In Canada, a number of initiatives suggest that governments and the medical profession are exploring ways to involve doctors in health system improvement beyond their fundamental social contract and formal labour relations [2, 3]. These include: partnerships between medical doctors and hospitals or other public healthcare organizations; clinical leadership programs; and collaboration with other professionals on introducing new approaches to care.

One of the most common forms of physician organization is a group of physicians with different specialties. Such groups are often colocated together or relocated within a larger organization to provide care for a particular patient population, but they can be formed as individual units in a hospital or other health-care facility.

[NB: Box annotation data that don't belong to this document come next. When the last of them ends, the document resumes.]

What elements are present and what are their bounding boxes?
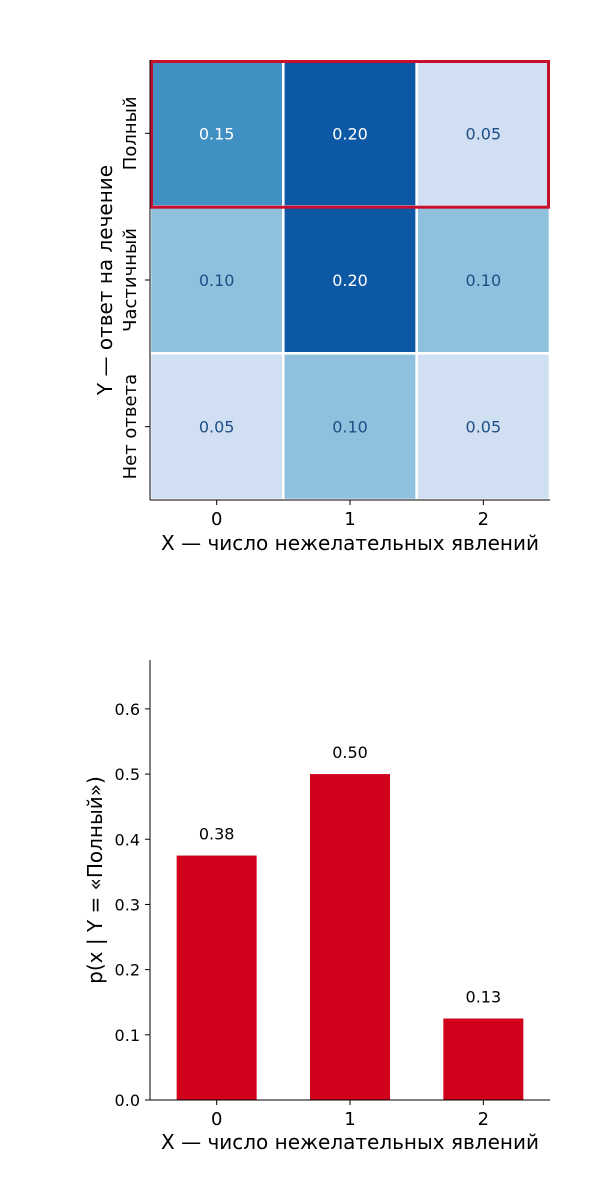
heatmap-cell <box>415 58 552 208</box>
bar-x-tick-label: 1 <box>344 1109 355 1130</box>
heatmap-x-tick-label: 1 <box>344 509 355 530</box>
bar-series <box>176 774 524 1100</box>
heatmap-y-tick-label: Полный <box>120 96 141 170</box>
bar-x-axis-label: X — число нежелательных явлений <box>161 1130 539 1154</box>
bar-y-tick-label: 0.1 <box>115 1026 140 1045</box>
heatmap-cells <box>148 58 552 502</box>
bar <box>310 774 390 1100</box>
heatmap-cell-label: 0.05 <box>466 124 502 143</box>
heatmap-cell <box>282 58 418 208</box>
heatmap-axes: 0 1 2 Полный Частичный Нет ответа <box>120 60 550 530</box>
bar-x-tick-label: 0 <box>211 1109 222 1130</box>
bar-chart: 0.38 0.50 0.13 0 1 2 0.0 0.1 0.2 0.3 0.4 0.5 0.6 X … <box>83 660 550 1154</box>
bar-y-tick-label: 0.5 <box>115 765 140 784</box>
heatmap-cell-label: 0.15 <box>199 124 235 143</box>
heatmap-cell-label: 0.10 <box>466 271 502 290</box>
highlight-row-frame <box>150 60 550 209</box>
bar-y-tick-label: 0.4 <box>115 830 140 849</box>
heatmap-cell <box>148 58 285 208</box>
heatmap-cell-label: 0.05 <box>466 418 502 437</box>
bar-value-label: 0.38 <box>199 825 235 844</box>
bar-axes: 0 1 2 0.0 0.1 0.2 0.3 0.4 0.5 0.6 <box>115 660 550 1130</box>
bar-value-labels: 0.38 0.50 0.13 <box>199 743 501 1006</box>
heatmap-cell-label: 0.10 <box>199 271 235 290</box>
heatmap-y-tick-label: Частичный <box>120 228 141 332</box>
heatmap-cell <box>415 205 552 355</box>
heatmap-cell-label: 0.10 <box>332 418 368 437</box>
bar-value-label: 0.13 <box>466 988 502 1007</box>
bar-y-tick-label: 0.0 <box>115 1091 140 1110</box>
heatmap-cell-label: 0.20 <box>332 124 368 143</box>
bar-value-label: 0.50 <box>332 743 368 762</box>
heatmap-cell <box>282 352 418 502</box>
bar-y-tick-label: 0.3 <box>115 895 140 914</box>
heatmap-cell-label: 0.20 <box>332 271 368 290</box>
heatmap-chart: 0.15 0.20 0.05 0.10 0.20 0.10 0.05 0.10 0.05 0 1 2… <box>93 58 552 555</box>
bar <box>176 855 257 1100</box>
heatmap-y-tick-label: Нет ответа <box>120 374 141 480</box>
bar-x-tick-label: 2 <box>478 1109 489 1130</box>
heatmap-x-tick-label: 2 <box>478 509 489 530</box>
heatmap-y-axis-label: Y — ответ на лечение <box>93 165 117 396</box>
heatmap-cell-labels: 0.15 0.20 0.05 0.10 0.20 0.10 0.05 0.10 0.05 <box>199 124 501 436</box>
highlight-frame <box>150 60 550 209</box>
heatmap-cell-label: 0.05 <box>199 418 235 437</box>
heatmap-x-axis-label: X — число нежелательных явлений <box>161 531 539 555</box>
bar <box>443 1018 524 1100</box>
bar-y-tick-label: 0.2 <box>115 961 140 980</box>
heatmap-x-tick-label: 0 <box>211 509 222 530</box>
bar-y-axis-label: p(x | Y = «Полный») <box>83 776 107 984</box>
bar-y-tick-label: 0.6 <box>115 700 140 719</box>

These structures are often designed to provide the physicians with a point of difference in the marketplace by bringing them closer together in order to increase performance and improve outcomes. The resulting organizations typically use care coordinators to assist physicians in achieving their goals. They also provide the coordination necessary to make sure that doctors and nurses work together effectively and communicate with each other.

The emergence of these organizational strategies is driven by the changing demands placed on physicians by government policies and market forces. For example, the shift toward value-based health care has created an environment where performance is important and doctors need to demonstrate their ability to lead and collaborate with other members of their team.

Traditionally, a physician’s job has been to treat patients and to ensure that their patients receive the right care in the best possible way. But now that health care is increasingly performance-driven, many physicians are embracing new ways of working and new types of relationships with patients, colleagues, and the systems they serve.

As a result, physicians are more likely to spend less time on the frontlines and more time working behind the scenes to help other members of their team deliver high-quality care. They are also incorporating their knowledge and skills in their role as clinical leaders, helping other professionals to introduce new practices and redesign the way care is delivered.

This approach has become popular with health-care providers, particularly those that are trying to improve patient outcomes. For example, Geisinger Health System in Pennsylvania has made a major commitment to putting its physicians in teams that coordinate their care with nurses. It has seen significant improvements in physician and patient satisfaction, as well as improved performance on key metrics such as readmissions and mortality rates.